Far be it from me to ever be critical of anything that Gabby says or does, because Jared Loughner was only exercising his 2nd-Amendment rights when he shot her in the head. And I’m not being sarcastic since Gun-mob Nation will tell you that the 2nd Amendment gives Americans the right to protect themselves against the encroachments of government. And what could be more encroaching than a Member of Congress, a.k.a. Representative Gabrielle Giffords, standing in a supermarket parking lot and talking to her constituents about this and that?
And Gabby, along with her husband Mark Kelly, obviously recognizes that a bullet in the head notwithstanding, every gun owner still deserves their 2nd Amendment rights. At least this is what they are saying in a new messaging strategy, Making Our Communities Safer, that has Gun-mob Nation all abuzz. Actually, the buzzing started on Politico, which reported that Americans for Responsible Solutions held a strategy session for progressive public-policy organizations, labor unions, the usual mix, promoting the idea that the public discussion about gun violence should stress ‘gun responsibility’ instead of ‘gun control’ so that gun owners can be gently coaxed to slip away from the grasp of the NRA.
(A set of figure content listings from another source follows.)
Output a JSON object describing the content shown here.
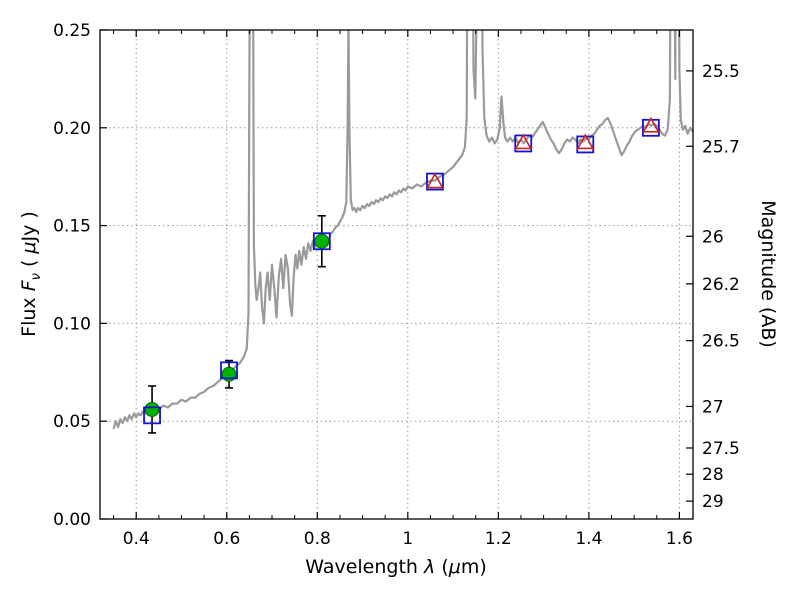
{
  "labels": {
    "x": {
      "word": "Wavelength",
      "lambda": "λ",
      "units_open": "(",
      "mu": "μ",
      "units_close": "m)"
    },
    "y_left": {
      "word": "Flux",
      "f_symbol": "F",
      "nu": "ν",
      "units_open": "( ",
      "mu": "μ",
      "units_close": "Jy )"
    },
    "y_right": "Magnitude (AB)"
  },
  "chart_data": {
    "type": "line",
    "title": "",
    "xlabel": "Wavelength λ (μm)",
    "ylabel_left": "Flux Fν ( μJy )",
    "ylabel_right": "Magnitude (AB)",
    "xlim": [
      0.32,
      1.63
    ],
    "ylim": [
      0.0,
      0.25
    ],
    "grid": {
      "on": true,
      "style": "dotted"
    },
    "legend": "none",
    "x_ticks": [
      0.4,
      0.6,
      0.8,
      1.0,
      1.2,
      1.4,
      1.6
    ],
    "x_tick_labels": [
      "0.4",
      "0.6",
      "0.8",
      "1",
      "1.2",
      "1.4",
      "1.6"
    ],
    "y_ticks_left": [
      0.0,
      0.05,
      0.1,
      0.15,
      0.2,
      0.25
    ],
    "y_tick_labels_left": [
      "0.00",
      "0.05",
      "0.10",
      "0.15",
      "0.20",
      "0.25"
    ],
    "y_ticks_right_mag": [
      25.5,
      25.7,
      26,
      26.2,
      26.5,
      27,
      27.5,
      28,
      29
    ],
    "y_tick_labels_right": [
      "25.5",
      "25.7",
      "26",
      "26.2",
      "26.5",
      "27",
      "27.5",
      "28",
      "29"
    ],
    "ab_zeropoint_mujy": 23.9,
    "colors": {
      "spectrum": "#9a9a9a",
      "observed": "#00b300",
      "observed_edge": "#046404",
      "errorbar": "#000000",
      "band_square": "#1414cc",
      "model_triangle": "#cc2222"
    },
    "series": [
      {
        "name": "model-spectrum",
        "type": "line",
        "points": [
          [
            0.35,
            0.046
          ],
          [
            0.355,
            0.05
          ],
          [
            0.36,
            0.047
          ],
          [
            0.365,
            0.051
          ],
          [
            0.37,
            0.049
          ],
          [
            0.375,
            0.052
          ],
          [
            0.38,
            0.05
          ],
          [
            0.385,
            0.053
          ],
          [
            0.39,
            0.051
          ],
          [
            0.395,
            0.054
          ],
          [
            0.4,
            0.052
          ],
          [
            0.405,
            0.054
          ],
          [
            0.41,
            0.053
          ],
          [
            0.415,
            0.055
          ],
          [
            0.42,
            0.054
          ],
          [
            0.425,
            0.056
          ],
          [
            0.43,
            0.055
          ],
          [
            0.435,
            0.056
          ],
          [
            0.44,
            0.057
          ],
          [
            0.45,
            0.056
          ],
          [
            0.46,
            0.058
          ],
          [
            0.47,
            0.057
          ],
          [
            0.48,
            0.059
          ],
          [
            0.49,
            0.059
          ],
          [
            0.5,
            0.061
          ],
          [
            0.51,
            0.06
          ],
          [
            0.52,
            0.062
          ],
          [
            0.53,
            0.062
          ],
          [
            0.54,
            0.064
          ],
          [
            0.55,
            0.065
          ],
          [
            0.56,
            0.067
          ],
          [
            0.57,
            0.068
          ],
          [
            0.58,
            0.07
          ],
          [
            0.59,
            0.072
          ],
          [
            0.6,
            0.074
          ],
          [
            0.61,
            0.076
          ],
          [
            0.62,
            0.078
          ],
          [
            0.63,
            0.08
          ],
          [
            0.638,
            0.083
          ],
          [
            0.644,
            0.087
          ],
          [
            0.648,
            0.105
          ],
          [
            0.651,
            0.28
          ],
          [
            0.654,
            0.62
          ],
          [
            0.657,
            0.35
          ],
          [
            0.66,
            0.14
          ],
          [
            0.663,
            0.12
          ],
          [
            0.666,
            0.112
          ],
          [
            0.67,
            0.118
          ],
          [
            0.674,
            0.126
          ],
          [
            0.678,
            0.108
          ],
          [
            0.682,
            0.1
          ],
          [
            0.686,
            0.118
          ],
          [
            0.69,
            0.126
          ],
          [
            0.695,
            0.112
          ],
          [
            0.7,
            0.13
          ],
          [
            0.705,
            0.118
          ],
          [
            0.71,
            0.103
          ],
          [
            0.715,
            0.124
          ],
          [
            0.72,
            0.133
          ],
          [
            0.725,
            0.118
          ],
          [
            0.73,
            0.135
          ],
          [
            0.735,
            0.128
          ],
          [
            0.74,
            0.11
          ],
          [
            0.744,
            0.104
          ],
          [
            0.748,
            0.124
          ],
          [
            0.752,
            0.135
          ],
          [
            0.756,
            0.128
          ],
          [
            0.76,
            0.137
          ],
          [
            0.765,
            0.13
          ],
          [
            0.77,
            0.139
          ],
          [
            0.775,
            0.133
          ],
          [
            0.78,
            0.141
          ],
          [
            0.785,
            0.137
          ],
          [
            0.79,
            0.142
          ],
          [
            0.795,
            0.139
          ],
          [
            0.8,
            0.141
          ],
          [
            0.805,
            0.14
          ],
          [
            0.81,
            0.142
          ],
          [
            0.815,
            0.143
          ],
          [
            0.82,
            0.144
          ],
          [
            0.825,
            0.143
          ],
          [
            0.83,
            0.146
          ],
          [
            0.835,
            0.147
          ],
          [
            0.84,
            0.149
          ],
          [
            0.845,
            0.15
          ],
          [
            0.85,
            0.152
          ],
          [
            0.855,
            0.154
          ],
          [
            0.86,
            0.157
          ],
          [
            0.864,
            0.162
          ],
          [
            0.867,
            0.2
          ],
          [
            0.869,
            0.252
          ],
          [
            0.871,
            0.2
          ],
          [
            0.874,
            0.163
          ],
          [
            0.878,
            0.158
          ],
          [
            0.882,
            0.159
          ],
          [
            0.886,
            0.157
          ],
          [
            0.89,
            0.159
          ],
          [
            0.895,
            0.158
          ],
          [
            0.9,
            0.16
          ],
          [
            0.905,
            0.159
          ],
          [
            0.91,
            0.161
          ],
          [
            0.915,
            0.16
          ],
          [
            0.92,
            0.162
          ],
          [
            0.925,
            0.161
          ],
          [
            0.93,
            0.163
          ],
          [
            0.935,
            0.162
          ],
          [
            0.94,
            0.164
          ],
          [
            0.945,
            0.163
          ],
          [
            0.95,
            0.165
          ],
          [
            0.955,
            0.164
          ],
          [
            0.96,
            0.166
          ],
          [
            0.965,
            0.165
          ],
          [
            0.97,
            0.167
          ],
          [
            0.975,
            0.166
          ],
          [
            0.98,
            0.168
          ],
          [
            0.985,
            0.167
          ],
          [
            0.99,
            0.169
          ],
          [
            0.995,
            0.168
          ],
          [
            1.0,
            0.17
          ],
          [
            1.01,
            0.169
          ],
          [
            1.02,
            0.171
          ],
          [
            1.03,
            0.17
          ],
          [
            1.04,
            0.172
          ],
          [
            1.05,
            0.173
          ],
          [
            1.06,
            0.173
          ],
          [
            1.07,
            0.175
          ],
          [
            1.08,
            0.176
          ],
          [
            1.09,
            0.178
          ],
          [
            1.1,
            0.18
          ],
          [
            1.11,
            0.183
          ],
          [
            1.12,
            0.186
          ],
          [
            1.126,
            0.19
          ],
          [
            1.13,
            0.205
          ],
          [
            1.133,
            0.38
          ],
          [
            1.137,
            0.55
          ],
          [
            1.141,
            0.42
          ],
          [
            1.145,
            0.23
          ],
          [
            1.149,
            0.215
          ],
          [
            1.152,
            0.26
          ],
          [
            1.156,
            0.58
          ],
          [
            1.161,
            0.5
          ],
          [
            1.165,
            0.24
          ],
          [
            1.169,
            0.205
          ],
          [
            1.174,
            0.196
          ],
          [
            1.18,
            0.193
          ],
          [
            1.186,
            0.195
          ],
          [
            1.192,
            0.192
          ],
          [
            1.198,
            0.194
          ],
          [
            1.203,
            0.2
          ],
          [
            1.207,
            0.216
          ],
          [
            1.211,
            0.203
          ],
          [
            1.215,
            0.195
          ],
          [
            1.22,
            0.193
          ],
          [
            1.226,
            0.195
          ],
          [
            1.232,
            0.193
          ],
          [
            1.238,
            0.195
          ],
          [
            1.244,
            0.192
          ],
          [
            1.25,
            0.194
          ],
          [
            1.256,
            0.192
          ],
          [
            1.262,
            0.194
          ],
          [
            1.268,
            0.196
          ],
          [
            1.274,
            0.195
          ],
          [
            1.28,
            0.197
          ],
          [
            1.286,
            0.199
          ],
          [
            1.292,
            0.201
          ],
          [
            1.298,
            0.203
          ],
          [
            1.304,
            0.2
          ],
          [
            1.31,
            0.197
          ],
          [
            1.316,
            0.194
          ],
          [
            1.322,
            0.192
          ],
          [
            1.328,
            0.189
          ],
          [
            1.334,
            0.187
          ],
          [
            1.34,
            0.189
          ],
          [
            1.346,
            0.192
          ],
          [
            1.352,
            0.194
          ],
          [
            1.358,
            0.193
          ],
          [
            1.364,
            0.195
          ],
          [
            1.37,
            0.194
          ],
          [
            1.376,
            0.192
          ],
          [
            1.382,
            0.194
          ],
          [
            1.388,
            0.193
          ],
          [
            1.394,
            0.195
          ],
          [
            1.4,
            0.194
          ],
          [
            1.406,
            0.196
          ],
          [
            1.412,
            0.197
          ],
          [
            1.418,
            0.199
          ],
          [
            1.424,
            0.201
          ],
          [
            1.43,
            0.202
          ],
          [
            1.436,
            0.204
          ],
          [
            1.442,
            0.205
          ],
          [
            1.448,
            0.202
          ],
          [
            1.454,
            0.198
          ],
          [
            1.46,
            0.194
          ],
          [
            1.466,
            0.19
          ],
          [
            1.472,
            0.186
          ],
          [
            1.478,
            0.188
          ],
          [
            1.484,
            0.191
          ],
          [
            1.49,
            0.193
          ],
          [
            1.496,
            0.196
          ],
          [
            1.502,
            0.198
          ],
          [
            1.508,
            0.199
          ],
          [
            1.514,
            0.2
          ],
          [
            1.52,
            0.201
          ],
          [
            1.526,
            0.2
          ],
          [
            1.532,
            0.202
          ],
          [
            1.538,
            0.201
          ],
          [
            1.544,
            0.202
          ],
          [
            1.55,
            0.201
          ],
          [
            1.556,
            0.199
          ],
          [
            1.562,
            0.197
          ],
          [
            1.568,
            0.196
          ],
          [
            1.574,
            0.199
          ],
          [
            1.579,
            0.215
          ],
          [
            1.583,
            0.45
          ],
          [
            1.586,
            0.62
          ],
          [
            1.589,
            0.3
          ],
          [
            1.591,
            0.225
          ],
          [
            1.594,
            0.55
          ],
          [
            1.597,
            0.4
          ],
          [
            1.6,
            0.23
          ],
          [
            1.603,
            0.204
          ],
          [
            1.608,
            0.199
          ],
          [
            1.613,
            0.201
          ],
          [
            1.618,
            0.197
          ],
          [
            1.624,
            0.2
          ],
          [
            1.63,
            0.198
          ]
        ]
      },
      {
        "name": "observed-photometry",
        "type": "scatter",
        "marker": "circle",
        "points": [
          {
            "x": 0.435,
            "y": 0.056,
            "err": 0.012
          },
          {
            "x": 0.605,
            "y": 0.074,
            "err": 0.007
          },
          {
            "x": 0.81,
            "y": 0.142,
            "err": 0.013
          }
        ]
      },
      {
        "name": "band-averaged-photometry",
        "type": "scatter",
        "marker": "open-square",
        "points": [
          [
            0.435,
            0.053
          ],
          [
            0.605,
            0.076
          ],
          [
            0.81,
            0.142
          ],
          [
            1.06,
            0.1725
          ],
          [
            1.255,
            0.192
          ],
          [
            1.392,
            0.1915
          ],
          [
            1.537,
            0.2
          ]
        ]
      },
      {
        "name": "model-photometry",
        "type": "scatter",
        "marker": "open-triangle",
        "points": [
          [
            1.06,
            0.1725
          ],
          [
            1.255,
            0.1925
          ],
          [
            1.392,
            0.1925
          ],
          [
            1.537,
            0.201
          ]
        ]
      }
    ]
  }
}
I suspect that the surveys and contact group sessions conducted by the Global Strategy Group for Mark and Gabby provided a reasonably-correct assessment for how Americans think about guns. And if a reasonable and intelligent dialog about gun violence might develop by altering some of the language that was previously used, that’s all to the good, given that God knows we’ll certainly never get any reasonableness or intelligence from the other side. And if you don’t believe what I just said about the kind of rhetoric that’s currently floating around Gun-mob Nation, just watch a political ad taped by Duck Dynasty’s Phil Robertson who, in case you didn’t watch, was featured in various interviews during the Cleveland Ku Klux Klan rally hosted by the Donald Trump and the RNC.
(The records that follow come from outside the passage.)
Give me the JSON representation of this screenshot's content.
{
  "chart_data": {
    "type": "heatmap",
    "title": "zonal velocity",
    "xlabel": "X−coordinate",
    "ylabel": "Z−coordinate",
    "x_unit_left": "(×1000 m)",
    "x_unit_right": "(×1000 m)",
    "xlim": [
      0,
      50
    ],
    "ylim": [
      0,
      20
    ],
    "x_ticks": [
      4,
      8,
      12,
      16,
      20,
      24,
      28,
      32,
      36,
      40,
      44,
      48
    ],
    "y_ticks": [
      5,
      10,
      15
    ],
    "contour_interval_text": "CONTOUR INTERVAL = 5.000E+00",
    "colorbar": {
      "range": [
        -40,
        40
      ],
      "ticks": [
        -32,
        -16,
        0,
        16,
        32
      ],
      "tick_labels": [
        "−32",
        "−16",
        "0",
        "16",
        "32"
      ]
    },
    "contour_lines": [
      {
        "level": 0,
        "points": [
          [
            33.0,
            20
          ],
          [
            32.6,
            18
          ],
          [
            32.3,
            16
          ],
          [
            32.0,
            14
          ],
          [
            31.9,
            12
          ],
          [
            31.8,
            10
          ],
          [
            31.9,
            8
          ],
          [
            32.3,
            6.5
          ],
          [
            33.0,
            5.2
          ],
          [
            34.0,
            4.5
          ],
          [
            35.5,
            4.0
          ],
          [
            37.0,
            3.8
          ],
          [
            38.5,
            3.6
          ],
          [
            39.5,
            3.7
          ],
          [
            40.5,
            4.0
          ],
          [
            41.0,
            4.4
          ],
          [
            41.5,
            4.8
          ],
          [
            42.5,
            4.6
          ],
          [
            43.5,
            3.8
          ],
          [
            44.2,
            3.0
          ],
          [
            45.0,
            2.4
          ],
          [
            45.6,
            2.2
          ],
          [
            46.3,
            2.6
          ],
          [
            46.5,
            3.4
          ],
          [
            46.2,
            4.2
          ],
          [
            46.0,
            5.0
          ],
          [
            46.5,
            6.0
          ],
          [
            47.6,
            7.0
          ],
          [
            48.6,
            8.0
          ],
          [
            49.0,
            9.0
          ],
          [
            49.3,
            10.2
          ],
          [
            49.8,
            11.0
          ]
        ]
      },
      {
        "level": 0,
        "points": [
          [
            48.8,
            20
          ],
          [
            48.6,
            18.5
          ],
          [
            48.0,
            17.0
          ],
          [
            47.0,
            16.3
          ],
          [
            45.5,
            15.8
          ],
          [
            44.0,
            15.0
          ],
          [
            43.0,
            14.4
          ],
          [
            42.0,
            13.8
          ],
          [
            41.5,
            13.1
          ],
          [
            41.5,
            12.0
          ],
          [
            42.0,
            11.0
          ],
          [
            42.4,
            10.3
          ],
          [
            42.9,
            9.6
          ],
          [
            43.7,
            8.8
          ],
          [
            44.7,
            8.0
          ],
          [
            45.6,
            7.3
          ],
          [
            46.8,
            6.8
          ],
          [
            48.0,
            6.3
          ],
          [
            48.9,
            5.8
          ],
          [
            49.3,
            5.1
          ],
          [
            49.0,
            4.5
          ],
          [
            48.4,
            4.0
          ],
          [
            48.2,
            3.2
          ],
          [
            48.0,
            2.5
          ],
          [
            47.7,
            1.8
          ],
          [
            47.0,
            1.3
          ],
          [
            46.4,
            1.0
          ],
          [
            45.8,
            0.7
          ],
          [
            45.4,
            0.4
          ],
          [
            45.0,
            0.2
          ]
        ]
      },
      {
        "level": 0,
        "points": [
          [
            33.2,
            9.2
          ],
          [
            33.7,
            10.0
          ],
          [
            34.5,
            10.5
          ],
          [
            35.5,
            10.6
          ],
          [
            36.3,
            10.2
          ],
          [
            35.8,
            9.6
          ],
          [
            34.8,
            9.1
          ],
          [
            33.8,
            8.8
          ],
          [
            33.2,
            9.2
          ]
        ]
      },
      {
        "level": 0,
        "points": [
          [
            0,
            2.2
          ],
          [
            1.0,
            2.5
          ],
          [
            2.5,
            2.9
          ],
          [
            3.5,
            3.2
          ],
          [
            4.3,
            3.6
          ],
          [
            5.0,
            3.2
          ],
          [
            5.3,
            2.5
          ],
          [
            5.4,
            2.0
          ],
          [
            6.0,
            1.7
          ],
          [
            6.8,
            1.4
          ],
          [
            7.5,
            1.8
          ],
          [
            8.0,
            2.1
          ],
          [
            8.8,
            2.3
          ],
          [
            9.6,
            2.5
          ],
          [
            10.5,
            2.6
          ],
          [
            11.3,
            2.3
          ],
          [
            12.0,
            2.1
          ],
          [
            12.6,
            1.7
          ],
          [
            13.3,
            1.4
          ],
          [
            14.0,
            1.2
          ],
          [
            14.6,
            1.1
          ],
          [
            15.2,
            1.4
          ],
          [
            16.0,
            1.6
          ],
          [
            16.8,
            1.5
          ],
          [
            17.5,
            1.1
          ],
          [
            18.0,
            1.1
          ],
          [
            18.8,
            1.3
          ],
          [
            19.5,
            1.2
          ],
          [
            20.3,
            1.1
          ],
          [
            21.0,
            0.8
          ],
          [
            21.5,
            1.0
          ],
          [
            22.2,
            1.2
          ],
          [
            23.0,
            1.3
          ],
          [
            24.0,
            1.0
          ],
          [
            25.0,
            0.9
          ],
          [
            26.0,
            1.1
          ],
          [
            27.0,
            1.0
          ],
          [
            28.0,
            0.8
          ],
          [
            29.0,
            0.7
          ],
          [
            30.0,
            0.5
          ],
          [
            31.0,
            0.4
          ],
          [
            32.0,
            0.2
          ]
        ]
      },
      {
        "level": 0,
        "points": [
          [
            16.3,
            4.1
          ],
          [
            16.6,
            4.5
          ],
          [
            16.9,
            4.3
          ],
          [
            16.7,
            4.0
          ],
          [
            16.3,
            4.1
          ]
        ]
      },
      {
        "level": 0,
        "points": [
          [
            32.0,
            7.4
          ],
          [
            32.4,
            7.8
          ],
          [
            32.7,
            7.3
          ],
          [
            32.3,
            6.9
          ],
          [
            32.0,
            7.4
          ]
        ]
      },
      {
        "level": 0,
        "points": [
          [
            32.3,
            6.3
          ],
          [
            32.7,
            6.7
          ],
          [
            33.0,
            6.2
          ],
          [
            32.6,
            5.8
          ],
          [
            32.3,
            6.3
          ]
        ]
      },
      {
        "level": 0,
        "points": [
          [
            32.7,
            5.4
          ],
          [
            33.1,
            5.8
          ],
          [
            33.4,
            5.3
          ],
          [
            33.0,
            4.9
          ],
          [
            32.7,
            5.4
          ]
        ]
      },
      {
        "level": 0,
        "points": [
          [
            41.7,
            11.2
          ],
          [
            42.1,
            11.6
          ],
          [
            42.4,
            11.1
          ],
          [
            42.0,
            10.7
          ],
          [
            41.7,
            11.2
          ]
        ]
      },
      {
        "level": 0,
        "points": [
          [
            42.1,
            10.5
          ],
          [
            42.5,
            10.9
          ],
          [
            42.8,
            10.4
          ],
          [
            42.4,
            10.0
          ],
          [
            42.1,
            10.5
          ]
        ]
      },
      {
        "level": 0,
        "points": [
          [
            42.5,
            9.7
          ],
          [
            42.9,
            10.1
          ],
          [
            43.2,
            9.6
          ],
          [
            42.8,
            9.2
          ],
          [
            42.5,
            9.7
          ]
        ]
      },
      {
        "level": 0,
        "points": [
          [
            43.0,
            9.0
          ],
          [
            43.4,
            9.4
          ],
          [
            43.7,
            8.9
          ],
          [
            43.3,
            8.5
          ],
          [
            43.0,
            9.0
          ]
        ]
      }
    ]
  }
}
Which brings me to the problem I have with Gabby and Mark’s attempt to create a new lexicon for talking about guns. I share, with no hesitation whatsoever, their concern that a meaningful reduction in gun violence will only occur if we effect a cultural change and changes in culture can only take place if we change the language through which that culture is expressed and understood. And I further agree with Gabby and Mark that a new language has to be developed that does not cast aspersions on people who want to own guns. Granted, gun owners should not be made to feel that there’s something wrong with them because they want to own guns. Granted, keeping a gun in the home or even walking around with it doesn’t, ipso facto, make you a safety threat to yourself or anyone else.
But where I start getting nervous about the effort to develop a more meaningful gun lexicon is not the issue of the words that will be used in such discussions, but whether and in what fashion such conversations will take place at all. Because if I have learned one thing in 50+ years in the gun business, it’s that there are really two types of gun owners, and these two groups don’t look at guns the same way at all.
On the one hand, most gun owners think about their guns the way we all think about the lawn mower out in the garage – it’s there when you need it, otherwise it just sits around. But there’s a core group, probably 10% of the NRA membership, for whom guns are the be-all and end-all of their lives. And this is the group that sends the emails, and makes the phone calls and loves it when Phil Robertson says that the country was founded on bibles and guns.
Want to start a meaningful dialog with these folks about gun violence? Better you should go lay brick. It’s not going to happen, it can’t happen, and some other way will have to be found to get Gun-mob Nation to even admit that gun violence exists.